Gambling all for a prize not worth winning

THERE IS an old proverb, much revived by 19th-century Irish nationalists, warning of “three things for a man to avoid: the heels…

THERE IS an old proverb, much revived by 19th-century Irish nationalists, warning of "three things for a man to avoid: the heels of a horse, the horns of a bull and the smile of an Englishman", writes FINTAN O'TOOLE

With Nama, we are now betting the house on three equally trustworthy things. The integrity and economic acuity of Fianna Fáil; the wise judgments of “independent” experts from the financial and property worlds; and the rigour of regulators whose traffic lights have two colours: orange for “what the hell are you doing?” and green for “ah sure go ahead”.

Call me suspicious, but I think if I had to gamble maybe €60 billion of public money, I’d go with the more conservative option. See that smiley fellow called Ralph on the frisky mare, leading the big angry bull? Looks like a pretty safe bet to me.

The big problem with Nama, though, is not the risk that it will not work but the almost equally frightening prospect that it will. For this whole deal is a bit like that Age Action raffle ticket that’s been doing the rounds. The second prize is breakfast with Bertie Ahern. Everyone who sees it immediately reaches for the old joke that third prize is dinner with Bertie. The Nama raffle is similar – even if we win, the prize would be pretty grim.

READ MORE

The reason for this is simple enough. Given that the intention is to pay way over the market value of the assets behind all the bad loans, the State can get its money back only if we successfully inflate another property bubble.

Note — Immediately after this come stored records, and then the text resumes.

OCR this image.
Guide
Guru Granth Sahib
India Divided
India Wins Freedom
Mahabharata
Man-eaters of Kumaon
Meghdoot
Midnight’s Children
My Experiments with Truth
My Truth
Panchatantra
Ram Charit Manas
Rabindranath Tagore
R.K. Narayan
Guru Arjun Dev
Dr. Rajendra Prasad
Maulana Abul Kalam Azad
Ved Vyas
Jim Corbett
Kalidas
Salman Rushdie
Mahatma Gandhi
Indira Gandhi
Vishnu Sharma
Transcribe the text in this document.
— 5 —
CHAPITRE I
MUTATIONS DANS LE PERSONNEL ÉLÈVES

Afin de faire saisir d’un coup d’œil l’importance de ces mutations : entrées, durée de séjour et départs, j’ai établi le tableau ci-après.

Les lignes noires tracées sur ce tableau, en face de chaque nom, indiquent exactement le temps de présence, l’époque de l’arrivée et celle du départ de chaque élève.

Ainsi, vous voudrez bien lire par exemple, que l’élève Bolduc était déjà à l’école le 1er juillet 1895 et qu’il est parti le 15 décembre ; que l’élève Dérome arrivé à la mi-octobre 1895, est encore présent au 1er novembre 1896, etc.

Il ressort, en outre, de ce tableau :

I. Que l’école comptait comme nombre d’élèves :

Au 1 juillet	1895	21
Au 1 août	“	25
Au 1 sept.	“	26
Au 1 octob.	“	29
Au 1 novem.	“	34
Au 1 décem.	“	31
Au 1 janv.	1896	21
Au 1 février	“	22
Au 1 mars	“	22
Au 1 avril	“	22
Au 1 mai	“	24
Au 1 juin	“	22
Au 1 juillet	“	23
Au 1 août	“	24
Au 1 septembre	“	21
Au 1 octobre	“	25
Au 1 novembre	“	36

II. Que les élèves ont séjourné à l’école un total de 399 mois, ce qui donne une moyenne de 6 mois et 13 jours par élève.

It is probably true that the property market will not need to return to the hysterically hyped values of 2006 or 2007. But it will have to return to the levels of, say, 2002 or 2003. And those levels were themselves unsustainable. Property prices went so far out of kilter that even if we only pay two-thirds of the face value of the loans, we’ll end up with stuff that could be sold at a profit only in a market that’s still puffed up beyond what is economically or socially sustainable.

Let’s take the admittedly simplistic example of the average price of a second-hand house. If, between 1994 and 2007, that price had risen in line with building cost inflation (itself very high), it would have been €127,000. It was actually €378,000. Even if, in a Nama-type calculation, you take a third off that price, you’d end with a price of over €250,000 – still almost twice what it should have been.

If Nama bought that house, it would have to be able to sell it at what would still be a bubble valuation.

The effect of this on public policy is catastrophic. It is almost certainly being felt even before Nama has actually been established. How else can we explain the otherwise puzzling absence from the official political agenda of the issue at the epicentre of the whole disaster: the refusal to control the price of building land? This was recommended as far back as 1973 in the Kenny report. Governments of all hues (not just Fianna Fáil) failed to implement the report. The issue was examined again in 2000 by the All-Party Oireachtas Committee on the Constitution. Its conclusion was that that Kenny was right to suggest the compulsory purchase of development land at a price modestly above the agricultural value, and that there was no constitutional problem about doing this.

Implementing Kenny should be the first political response to the property crash. It should also be politically easy: the Greens are supposedly committed to it and that Oireachtas committee in 2000 was chaired by Brian Lenihan. So why the silence? Because you can have the Kenny report or you can have Nama but you can’t have both. Implementing Kenny would mean bringing down the market value of development land to 25 per cent above the agricultural value. That would, at a stroke, massively devalue the huge landbanks that the State will be hoping to flog off for prices way above their current values.

If Nama goes ahead, in other words, it becomes impossible for us even to learn the basic lessons of the crash. Instead of going back to an idea of housing as a basic social need, we’ll have to continue to see it as a commodity and a speculative investment. Instead of seeing huge mortgages for overvalued properties as a disaster, we’ll have to go back to pretending that they are signs of rugged good health.

The fundamental reform in attitudes, values and priorities that is crucial to our survival will be impossible. All we’ll have is an economic version of Sophie’s Choice: heads, we lose billions of public money; tails we inflate another bubble.

This is why Nama has to be stopped, and why public opinion has to make itself felt. If Nama goes ahead without the largest public demonstrations ever seen in the State, we deserve what we get. Our kids deserve better.